Know You Pests and Recognize Their Enemies: Lacewings

While scouting for pests or during field walks with growers I often see more beneficial insects than pests. One of the more underappreciated groups of beneficial insects is green lacewings.  Despite their fragile appearance, green lacewings are valuable natural enemies of insect pests in the field, attacking many types of soft-bodied insects and insect eggs. Natural enemies of crop pests help to slow the rate at which pest populations build in numbers, much of the time preventing them from reaching an economic injury level.

Figure 1. The numerous cross veins in the wings give lacewings their common name. (Photo: Ric Bessin, UK)

Figure 1. The numerous cross veins in the wings give lacewings their common name. (Photo: Ric Bessin, UK)

Green lacewings are weak fliers and are commonly found near aphid colonies or other insect prey. They are almost an inch long, green in color, and have two hemispherical golden eyes. They get their name from the lace-like appearance of their wings due to the numerous cross veins. As adults, some species feed mostly on nectar, pollen, and honeydew, but other species feed on insects. The egg stage is quite different from other insect eggs; each lacewing egg is perched on a ½-inch hair-like stalk. Larvae are voracious predators and are often called aphid lions. They are brown and white and may grow up to about ½ inch in length. The larval stage is the most beneficial stage; larvae feed on soft-bodied insects like aphids, but will also feed on caterpillars and some beetles.

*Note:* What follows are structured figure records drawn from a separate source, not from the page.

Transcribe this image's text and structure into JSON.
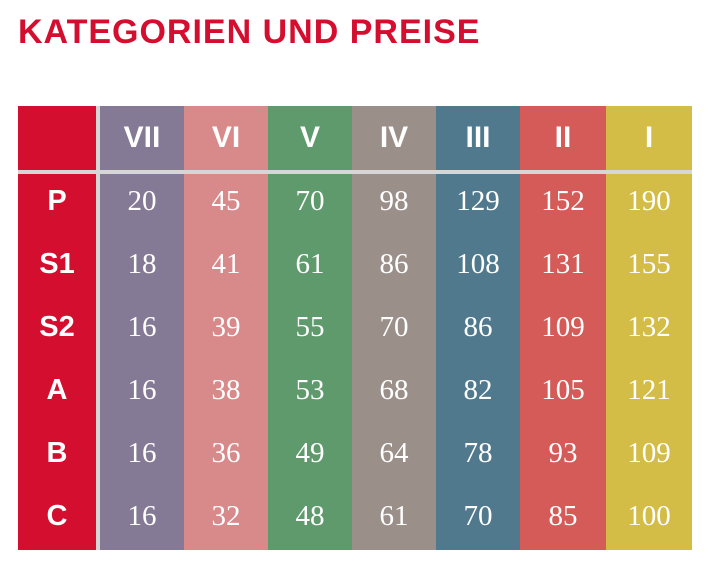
{
  "title": "KATEGORIEN UND PREISE",
  "colors": {
    "title": "#d40e2e",
    "label_column": "#d40e2e",
    "VII": "#857a96",
    "VI": "#d88a8a",
    "V": "#5f9a6c",
    "IV": "#9a8f89",
    "III": "#51798e",
    "II": "#d45b58",
    "I": "#d3bd46"
  },
  "table": {
    "columns": [
      {
        "label": "VII",
        "values": [
          "20",
          "18",
          "16",
          "16",
          "16",
          "16"
        ]
      },
      {
        "label": "VI",
        "values": [
          "45",
          "41",
          "39",
          "38",
          "36",
          "32"
        ]
      },
      {
        "label": "V",
        "values": [
          "70",
          "61",
          "55",
          "53",
          "49",
          "48"
        ]
      },
      {
        "label": "IV",
        "values": [
          "98",
          "86",
          "70",
          "68",
          "64",
          "61"
        ]
      },
      {
        "label": "III",
        "values": [
          "129",
          "108",
          "86",
          "82",
          "78",
          "70"
        ]
      },
      {
        "label": "II",
        "values": [
          "152",
          "131",
          "109",
          "105",
          "93",
          "85"
        ]
      },
      {
        "label": "I",
        "values": [
          "190",
          "155",
          "132",
          "121",
          "109",
          "100"
        ]
      }
    ],
    "rows": [
      "P",
      "S1",
      "S2",
      "A",
      "B",
      "C"
    ]
  }
}
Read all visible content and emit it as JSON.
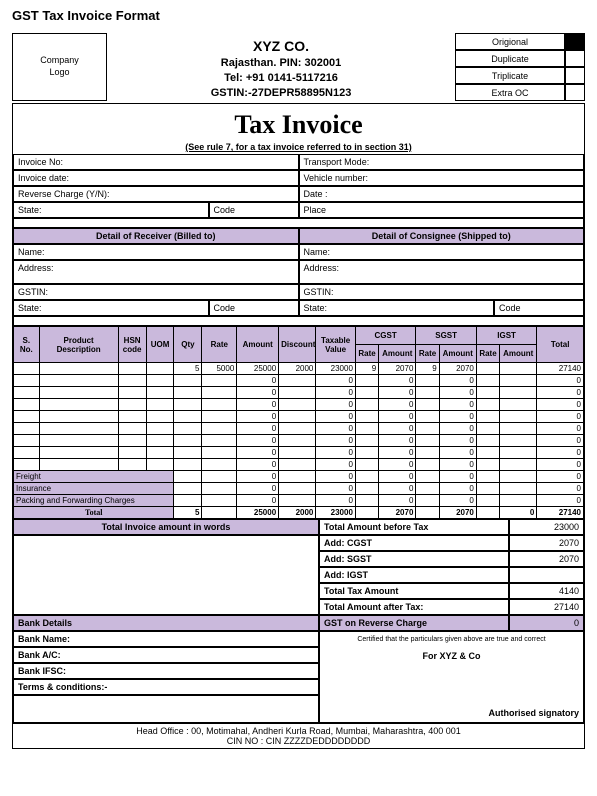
{
  "page_title": "GST Tax Invoice  Format",
  "company": {
    "logo_text": "Company\nLogo",
    "name": "XYZ CO.",
    "line2": "Rajasthan. PIN: 302001",
    "tel": "Tel: +91 0141-5117216",
    "gstin": "GSTIN:-27DEPR58895N123"
  },
  "copies": [
    {
      "label": "Origional",
      "marked": true
    },
    {
      "label": "Duplicate",
      "marked": false
    },
    {
      "label": "Triplicate",
      "marked": false
    },
    {
      "label": "Extra OC",
      "marked": false
    }
  ],
  "title": {
    "main": "Tax Invoice",
    "sub": "(See rule 7, for a tax invoice referred to in section 31)"
  },
  "info_left": [
    "Invoice No:",
    "Invoice date:",
    "Reverse Charge (Y/N):"
  ],
  "info_right": [
    "Transport Mode:",
    "Vehicle number:",
    "Date :"
  ],
  "state_label": "State:",
  "code_label": "Code",
  "place_label": "Place",
  "receiver_hdr": "Detail of Receiver (Billed to)",
  "consignee_hdr": "Detail of Consignee (Shipped to)",
  "name_label": "Name:",
  "address_label": "Address:",
  "gstin_label": "GSTIN:",
  "item_headers": {
    "sno": "S. No.",
    "desc": "Product Description",
    "hsn": "HSN code",
    "uom": "UOM",
    "qty": "Qty",
    "rate": "Rate",
    "amount": "Amount",
    "discount": "Discount",
    "taxable": "Taxable Value",
    "cgst": "CGST",
    "sgst": "SGST",
    "igst": "IGST",
    "total": "Total",
    "sub_rate": "Rate",
    "sub_amt": "Amount"
  },
  "rows": [
    {
      "qty": "5",
      "rate": "5000",
      "amount": "25000",
      "discount": "2000",
      "taxable": "23000",
      "cgst_r": "9",
      "cgst_a": "2070",
      "sgst_r": "9",
      "sgst_a": "2070",
      "igst_r": "",
      "igst_a": "",
      "total": "27140"
    },
    {
      "qty": "",
      "rate": "",
      "amount": "0",
      "discount": "",
      "taxable": "0",
      "cgst_r": "",
      "cgst_a": "0",
      "sgst_r": "",
      "sgst_a": "0",
      "igst_r": "",
      "igst_a": "",
      "total": "0"
    },
    {
      "qty": "",
      "rate": "",
      "amount": "0",
      "discount": "",
      "taxable": "0",
      "cgst_r": "",
      "cgst_a": "0",
      "sgst_r": "",
      "sgst_a": "0",
      "igst_r": "",
      "igst_a": "",
      "total": "0"
    },
    {
      "qty": "",
      "rate": "",
      "amount": "0",
      "discount": "",
      "taxable": "0",
      "cgst_r": "",
      "cgst_a": "0",
      "sgst_r": "",
      "sgst_a": "0",
      "igst_r": "",
      "igst_a": "",
      "total": "0"
    },
    {
      "qty": "",
      "rate": "",
      "amount": "0",
      "discount": "",
      "taxable": "0",
      "cgst_r": "",
      "cgst_a": "0",
      "sgst_r": "",
      "sgst_a": "0",
      "igst_r": "",
      "igst_a": "",
      "total": "0"
    },
    {
      "qty": "",
      "rate": "",
      "amount": "0",
      "discount": "",
      "taxable": "0",
      "cgst_r": "",
      "cgst_a": "0",
      "sgst_r": "",
      "sgst_a": "0",
      "igst_r": "",
      "igst_a": "",
      "total": "0"
    },
    {
      "qty": "",
      "rate": "",
      "amount": "0",
      "discount": "",
      "taxable": "0",
      "cgst_r": "",
      "cgst_a": "0",
      "sgst_r": "",
      "sgst_a": "0",
      "igst_r": "",
      "igst_a": "",
      "total": "0"
    },
    {
      "qty": "",
      "rate": "",
      "amount": "0",
      "discount": "",
      "taxable": "0",
      "cgst_r": "",
      "cgst_a": "0",
      "sgst_r": "",
      "sgst_a": "0",
      "igst_r": "",
      "igst_a": "",
      "total": "0"
    },
    {
      "qty": "",
      "rate": "",
      "amount": "0",
      "discount": "",
      "taxable": "0",
      "cgst_r": "",
      "cgst_a": "0",
      "sgst_r": "",
      "sgst_a": "0",
      "igst_r": "",
      "igst_a": "",
      "total": "0"
    }
  ],
  "charges": [
    {
      "label": "Freight",
      "amount": "0",
      "taxable": "0",
      "cgst_a": "0",
      "sgst_a": "0",
      "igst_a": "",
      "total": "0"
    },
    {
      "label": "Insurance",
      "amount": "0",
      "taxable": "0",
      "cgst_a": "0",
      "sgst_a": "0",
      "igst_a": "",
      "total": "0"
    },
    {
      "label": "Packing and Forwarding Charges",
      "amount": "0",
      "taxable": "0",
      "cgst_a": "0",
      "sgst_a": "0",
      "igst_a": "",
      "total": "0"
    }
  ],
  "grand_total": {
    "label": "Total",
    "qty": "5",
    "amount": "25000",
    "discount": "2000",
    "taxable": "23000",
    "cgst_a": "2070",
    "sgst_a": "2070",
    "igst_a": "0",
    "total": "27140"
  },
  "words_label": "Total Invoice amount in words",
  "summary": [
    {
      "label": "Total Amount before Tax",
      "val": "23000"
    },
    {
      "label": "Add: CGST",
      "val": "2070"
    },
    {
      "label": "Add: SGST",
      "val": "2070"
    },
    {
      "label": "Add: IGST",
      "val": ""
    },
    {
      "label": "Total Tax Amount",
      "val": "4140"
    },
    {
      "label": "Total Amount after Tax:",
      "val": "27140"
    }
  ],
  "gst_rev": {
    "label": "GST on Reverse Charge",
    "val": "0"
  },
  "bank_hdr": "Bank Details",
  "bank_rows": [
    "Bank Name:",
    "Bank A/C:",
    "Bank IFSC:",
    "Terms & conditions:-"
  ],
  "sign": {
    "note": "Certified that the particulars given above are true and correct",
    "co": "For XYZ & Co",
    "auth": "Authorised signatory"
  },
  "footer": {
    "addr": "Head Office : 00, Motimahal, Andheri Kurla Road, Mumbai, Maharashtra, 400 001",
    "cin": "CIN NO : CIN ZZZZDEDDDDDDDD"
  },
  "colors": {
    "purple": "#cab9dc"
  }
}
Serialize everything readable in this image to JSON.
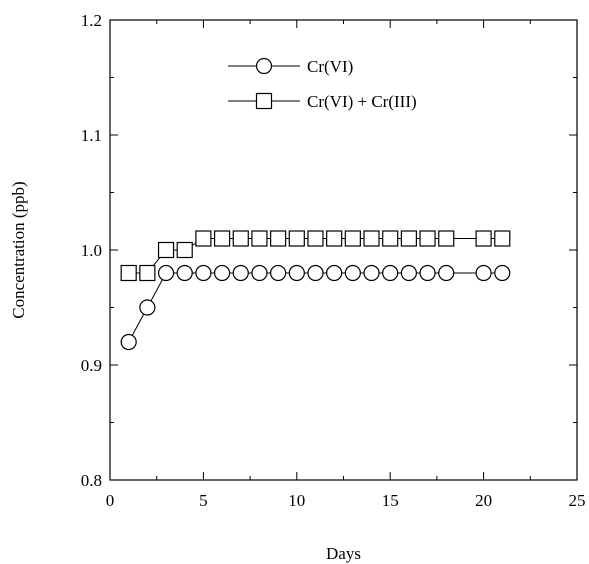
{
  "chart_data": {
    "type": "line",
    "title": "",
    "xlabel": "Days",
    "ylabel": "Concentration (ppb)",
    "xlim": [
      0,
      25
    ],
    "ylim": [
      0.8,
      1.2
    ],
    "xticks": [
      0,
      5,
      10,
      15,
      20,
      25
    ],
    "xtick_labels": [
      "0",
      "5",
      "10",
      "15",
      "20",
      "25"
    ],
    "yticks": [
      0.8,
      0.9,
      1.0,
      1.1,
      1.2
    ],
    "ytick_labels": [
      "0.8",
      "0.9",
      "1.0",
      "1.1",
      "1.2"
    ],
    "grid": false,
    "legend_position": "top-center",
    "series": [
      {
        "name": "Cr(VI)",
        "marker": "circle",
        "color": "#000000",
        "x": [
          1,
          2,
          3,
          4,
          5,
          6,
          7,
          8,
          9,
          10,
          11,
          12,
          13,
          14,
          15,
          16,
          17,
          18,
          20,
          21
        ],
        "y": [
          0.92,
          0.95,
          0.98,
          0.98,
          0.98,
          0.98,
          0.98,
          0.98,
          0.98,
          0.98,
          0.98,
          0.98,
          0.98,
          0.98,
          0.98,
          0.98,
          0.98,
          0.98,
          0.98,
          0.98
        ]
      },
      {
        "name": "Cr(VI) + Cr(III)",
        "marker": "square",
        "color": "#000000",
        "x": [
          1,
          2,
          3,
          4,
          5,
          6,
          7,
          8,
          9,
          10,
          11,
          12,
          13,
          14,
          15,
          16,
          17,
          18,
          20,
          21
        ],
        "y": [
          0.98,
          0.98,
          1.0,
          1.0,
          1.01,
          1.01,
          1.01,
          1.01,
          1.01,
          1.01,
          1.01,
          1.01,
          1.01,
          1.01,
          1.01,
          1.01,
          1.01,
          1.01,
          1.01,
          1.01
        ]
      }
    ]
  }
}
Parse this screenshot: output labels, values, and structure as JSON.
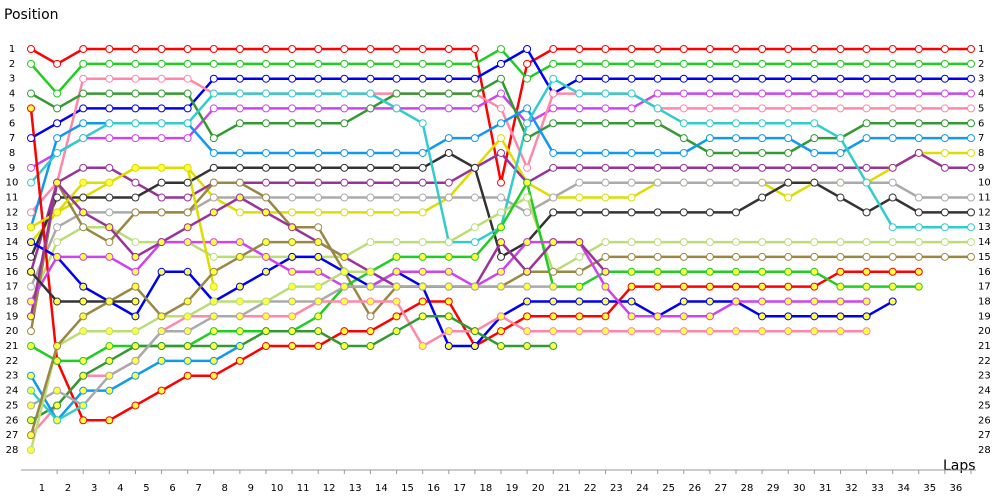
{
  "chart_data": {
    "type": "line",
    "y_label": "Position",
    "x_label": "Laps",
    "x": [
      0,
      1,
      2,
      3,
      4,
      5,
      6,
      7,
      8,
      9,
      10,
      11,
      12,
      13,
      14,
      15,
      16,
      17,
      18,
      19,
      20,
      21,
      22,
      23,
      24,
      25,
      26,
      27,
      28,
      29,
      30,
      31,
      32,
      33,
      34,
      35,
      36
    ],
    "xlim": [
      0,
      36
    ],
    "ylim": [
      1,
      28
    ],
    "y_inverted": true,
    "xticks": [
      1,
      2,
      3,
      4,
      5,
      6,
      7,
      8,
      9,
      10,
      11,
      12,
      13,
      14,
      15,
      16,
      17,
      18,
      19,
      20,
      21,
      22,
      23,
      24,
      25,
      26,
      27,
      28,
      29,
      30,
      31,
      32,
      33,
      34,
      35,
      36
    ],
    "yticks": [
      1,
      2,
      3,
      4,
      5,
      6,
      7,
      8,
      9,
      10,
      11,
      12,
      13,
      14,
      15,
      16,
      17,
      18,
      19,
      20,
      21,
      22,
      23,
      24,
      25,
      26,
      27,
      28
    ],
    "series": [
      {
        "color": "#ff0000",
        "marker_fill": "#ffffff",
        "values": [
          1,
          2,
          1,
          1,
          1,
          1,
          1,
          1,
          1,
          1,
          1,
          1,
          1,
          1,
          1,
          1,
          1,
          1,
          10,
          2,
          1,
          1,
          1,
          1,
          1,
          1,
          1,
          1,
          1,
          1,
          1,
          1,
          1,
          1,
          1,
          1,
          1
        ]
      },
      {
        "color": "#22cc22",
        "marker_fill": "#ffffff",
        "values": [
          2,
          4,
          2,
          2,
          2,
          2,
          2,
          2,
          2,
          2,
          2,
          2,
          2,
          2,
          2,
          2,
          2,
          2,
          1,
          3,
          2,
          2,
          2,
          2,
          2,
          2,
          2,
          2,
          2,
          2,
          2,
          2,
          2,
          2,
          2,
          2,
          2
        ]
      },
      {
        "color": "#0000ee",
        "marker_fill": "#ffffff",
        "values": [
          7,
          6,
          5,
          5,
          5,
          5,
          5,
          3,
          3,
          3,
          3,
          3,
          3,
          3,
          3,
          3,
          3,
          3,
          2,
          1,
          4,
          3,
          3,
          3,
          3,
          3,
          3,
          3,
          3,
          3,
          3,
          3,
          3,
          3,
          3,
          3,
          3
        ]
      },
      {
        "color": "#cc44ee",
        "marker_fill": "#ffffff",
        "values": [
          9,
          8,
          7,
          7,
          7,
          7,
          7,
          5,
          5,
          5,
          5,
          5,
          5,
          5,
          5,
          5,
          5,
          5,
          4,
          6,
          5,
          5,
          5,
          5,
          4,
          4,
          4,
          4,
          4,
          4,
          4,
          4,
          4,
          4,
          4,
          4,
          4
        ]
      },
      {
        "color": "#ff88aa",
        "marker_fill": "#ffffff",
        "values": [
          12,
          10,
          3,
          3,
          3,
          3,
          3,
          4,
          4,
          4,
          4,
          4,
          4,
          4,
          4,
          4,
          4,
          4,
          5,
          9,
          4,
          4,
          4,
          4,
          5,
          5,
          5,
          5,
          5,
          5,
          5,
          5,
          5,
          5,
          5,
          5,
          5
        ]
      },
      {
        "color": "#339933",
        "marker_fill": "#ffffff",
        "values": [
          4,
          5,
          4,
          4,
          4,
          4,
          4,
          7,
          6,
          6,
          6,
          6,
          6,
          5,
          4,
          4,
          4,
          4,
          3,
          7,
          6,
          6,
          6,
          6,
          6,
          7,
          8,
          8,
          8,
          8,
          7,
          7,
          6,
          6,
          6,
          6,
          6
        ]
      },
      {
        "color": "#1199ee",
        "marker_fill": "#ffffff",
        "values": [
          13,
          7,
          6,
          6,
          6,
          6,
          6,
          8,
          8,
          8,
          8,
          8,
          8,
          8,
          8,
          8,
          7,
          7,
          6,
          5,
          8,
          8,
          8,
          8,
          8,
          8,
          7,
          7,
          7,
          7,
          8,
          8,
          7,
          7,
          7,
          7,
          7
        ]
      },
      {
        "color": "#dddd00",
        "marker_fill": "#ffffff",
        "values": [
          14,
          12,
          11,
          10,
          9,
          9,
          9,
          11,
          12,
          12,
          12,
          12,
          12,
          12,
          12,
          12,
          11,
          9,
          7,
          10,
          11,
          11,
          11,
          11,
          10,
          10,
          10,
          10,
          10,
          11,
          10,
          10,
          10,
          9,
          8,
          8,
          8
        ]
      },
      {
        "color": "#993399",
        "marker_fill": "#ffffff",
        "values": [
          16,
          10,
          9,
          9,
          10,
          11,
          11,
          10,
          10,
          10,
          10,
          10,
          10,
          10,
          10,
          10,
          10,
          9,
          8,
          10,
          9,
          9,
          9,
          9,
          9,
          9,
          9,
          9,
          9,
          9,
          9,
          9,
          9,
          9,
          8,
          9,
          9
        ]
      },
      {
        "color": "#aaaaaa",
        "marker_fill": "#ffffff",
        "values": [
          17,
          13,
          12,
          12,
          12,
          12,
          12,
          11,
          11,
          11,
          11,
          11,
          11,
          11,
          11,
          11,
          11,
          11,
          11,
          12,
          11,
          10,
          10,
          10,
          10,
          10,
          10,
          10,
          10,
          10,
          10,
          10,
          10,
          10,
          11,
          11,
          11
        ]
      },
      {
        "color": "#333333",
        "marker_fill": "#ffffff",
        "values": [
          15,
          11,
          11,
          11,
          11,
          10,
          10,
          9,
          9,
          9,
          9,
          9,
          9,
          9,
          9,
          9,
          8,
          9,
          15,
          14,
          12,
          12,
          12,
          12,
          12,
          12,
          12,
          12,
          11,
          10,
          10,
          11,
          12,
          11,
          12,
          12,
          12
        ]
      },
      {
        "color": "#33cccc",
        "marker_fill": "#ffffff",
        "values": [
          10,
          8,
          7,
          6,
          6,
          6,
          6,
          4,
          4,
          4,
          4,
          4,
          4,
          4,
          5,
          6,
          14,
          14,
          13,
          6,
          3,
          4,
          4,
          4,
          5,
          6,
          6,
          6,
          6,
          6,
          6,
          7,
          10,
          13,
          13,
          13,
          13
        ]
      },
      {
        "color": "#bbdd77",
        "marker_fill": "#ffffff",
        "values": [
          18,
          14,
          13,
          13,
          14,
          14,
          14,
          15,
          15,
          15,
          15,
          15,
          15,
          14,
          14,
          14,
          14,
          13,
          12,
          11,
          16,
          15,
          14,
          14,
          14,
          14,
          14,
          14,
          14,
          14,
          14,
          14,
          14,
          14,
          14,
          14,
          14
        ]
      },
      {
        "color": "#998844",
        "marker_fill": "#ffffff",
        "values": [
          20,
          10,
          13,
          14,
          12,
          12,
          12,
          10,
          10,
          11,
          13,
          13,
          16,
          19,
          17,
          17,
          17,
          17,
          17,
          16,
          16,
          16,
          15,
          15,
          15,
          15,
          15,
          15,
          15,
          15,
          15,
          15,
          15,
          15,
          15,
          15,
          15
        ]
      },
      {
        "color": "#ff0000",
        "marker_fill": "#ffff44",
        "values": [
          5,
          22,
          26,
          26,
          25,
          24,
          23,
          23,
          22,
          21,
          21,
          21,
          20,
          20,
          19,
          18,
          18,
          21,
          20,
          19,
          19,
          19,
          19,
          17,
          17,
          17,
          17,
          17,
          17,
          17,
          17,
          16,
          16,
          16,
          16,
          null,
          null
        ]
      },
      {
        "color": "#22cc22",
        "marker_fill": "#ffff44",
        "values": [
          21,
          22,
          22,
          21,
          21,
          21,
          21,
          20,
          20,
          20,
          20,
          19,
          17,
          16,
          15,
          15,
          15,
          15,
          13,
          10,
          17,
          17,
          16,
          16,
          16,
          16,
          16,
          16,
          16,
          16,
          16,
          17,
          17,
          17,
          17,
          null,
          null
        ]
      },
      {
        "color": "#0000ee",
        "marker_fill": "#ffff44",
        "values": [
          14,
          15,
          17,
          18,
          19,
          16,
          16,
          18,
          17,
          16,
          15,
          15,
          16,
          17,
          16,
          17,
          21,
          21,
          19,
          18,
          18,
          18,
          18,
          18,
          19,
          18,
          18,
          18,
          19,
          19,
          19,
          19,
          19,
          18,
          null,
          null,
          null
        ]
      },
      {
        "color": "#cc44ee",
        "marker_fill": "#ffff44",
        "values": [
          18,
          15,
          15,
          15,
          16,
          14,
          14,
          14,
          14,
          15,
          16,
          16,
          17,
          17,
          16,
          16,
          16,
          17,
          16,
          14,
          14,
          14,
          17,
          19,
          19,
          19,
          19,
          18,
          18,
          18,
          18,
          18,
          18,
          null,
          null,
          null,
          null
        ]
      },
      {
        "color": "#ff88aa",
        "marker_fill": "#ffff44",
        "values": [
          27,
          25,
          23,
          23,
          22,
          20,
          19,
          19,
          19,
          19,
          19,
          18,
          18,
          18,
          18,
          21,
          20,
          20,
          19,
          20,
          20,
          20,
          20,
          20,
          20,
          20,
          20,
          20,
          20,
          20,
          20,
          20,
          20,
          null,
          null,
          null,
          null
        ]
      },
      {
        "color": "#339933",
        "marker_fill": "#ffff44",
        "values": [
          26,
          25,
          23,
          22,
          21,
          21,
          21,
          21,
          21,
          20,
          20,
          20,
          21,
          21,
          20,
          19,
          19,
          20,
          21,
          21,
          21,
          null,
          null,
          null,
          null,
          null,
          null,
          null,
          null,
          null,
          null,
          null,
          null,
          null,
          null,
          null,
          null
        ]
      },
      {
        "color": "#1199ee",
        "marker_fill": "#ffff44",
        "values": [
          23,
          26,
          24,
          24,
          23,
          22,
          22,
          22,
          21,
          null,
          null,
          null,
          null,
          null,
          null,
          null,
          null,
          null,
          null,
          null,
          null,
          null,
          null,
          null,
          null,
          null,
          null,
          null,
          null,
          null,
          null,
          null,
          null,
          null,
          null,
          null,
          null
        ]
      },
      {
        "color": "#dddd00",
        "marker_fill": "#ffff44",
        "values": [
          13,
          12,
          10,
          10,
          9,
          9,
          9,
          17,
          null,
          null,
          null,
          null,
          null,
          null,
          null,
          null,
          null,
          null,
          null,
          null,
          null,
          null,
          null,
          null,
          null,
          null,
          null,
          null,
          null,
          null,
          null,
          null,
          null,
          null,
          null,
          null,
          null
        ]
      },
      {
        "color": "#993399",
        "marker_fill": "#ffff44",
        "values": [
          19,
          10,
          12,
          13,
          15,
          14,
          13,
          12,
          11,
          12,
          13,
          14,
          15,
          16,
          17,
          17,
          17,
          17,
          14,
          16,
          14,
          14,
          16,
          null,
          null,
          null,
          null,
          null,
          null,
          null,
          null,
          null,
          null,
          null,
          null,
          null,
          null
        ]
      },
      {
        "color": "#aaaaaa",
        "marker_fill": "#ffff44",
        "values": [
          25,
          24,
          25,
          23,
          22,
          20,
          20,
          19,
          19,
          18,
          18,
          18,
          17,
          17,
          17,
          17,
          17,
          17,
          17,
          17,
          17,
          null,
          null,
          null,
          null,
          null,
          null,
          null,
          null,
          null,
          null,
          null,
          null,
          null,
          null,
          null,
          null
        ]
      },
      {
        "color": "#333333",
        "marker_fill": "#ffff44",
        "values": [
          16,
          18,
          18,
          18,
          18,
          null,
          null,
          null,
          null,
          null,
          null,
          null,
          null,
          null,
          null,
          null,
          null,
          null,
          null,
          null,
          null,
          null,
          null,
          null,
          null,
          null,
          null,
          null,
          null,
          null,
          null,
          null,
          null,
          null,
          null,
          null,
          null
        ]
      },
      {
        "color": "#33cccc",
        "marker_fill": "#ffff44",
        "values": [
          24,
          26,
          25,
          null,
          null,
          null,
          null,
          null,
          null,
          null,
          null,
          null,
          null,
          null,
          null,
          null,
          null,
          null,
          null,
          null,
          null,
          null,
          null,
          null,
          null,
          null,
          null,
          null,
          null,
          null,
          null,
          null,
          null,
          null,
          null,
          null,
          null
        ]
      },
      {
        "color": "#bbdd77",
        "marker_fill": "#ffff44",
        "values": [
          28,
          21,
          20,
          20,
          20,
          19,
          19,
          18,
          18,
          18,
          17,
          17,
          16,
          16,
          null,
          null,
          null,
          null,
          null,
          null,
          null,
          null,
          null,
          null,
          null,
          null,
          null,
          null,
          null,
          null,
          null,
          null,
          null,
          null,
          null,
          null,
          null
        ]
      },
      {
        "color": "#998844",
        "marker_fill": "#ffff44",
        "values": [
          27,
          21,
          19,
          18,
          17,
          19,
          18,
          16,
          15,
          14,
          14,
          14,
          15,
          null,
          null,
          null,
          null,
          null,
          null,
          null,
          null,
          null,
          null,
          null,
          null,
          null,
          null,
          null,
          null,
          null,
          null,
          null,
          null,
          null,
          null,
          null,
          null
        ]
      }
    ]
  }
}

Figure 2. Lacewing larvae feed with long sickle-shaped mandibles. (Photo: Ric Bessin, UK)

Figure 2. Lacewing larvae feed with long sickle-shaped mandibles. (Photo: Ric Bessin, UK)

Lacewings can be purchased commercially either as eggs or larvae.  Releasing either of these stages has the benefit that they will not move far to find prey, unlike what might happen when winged adults are released.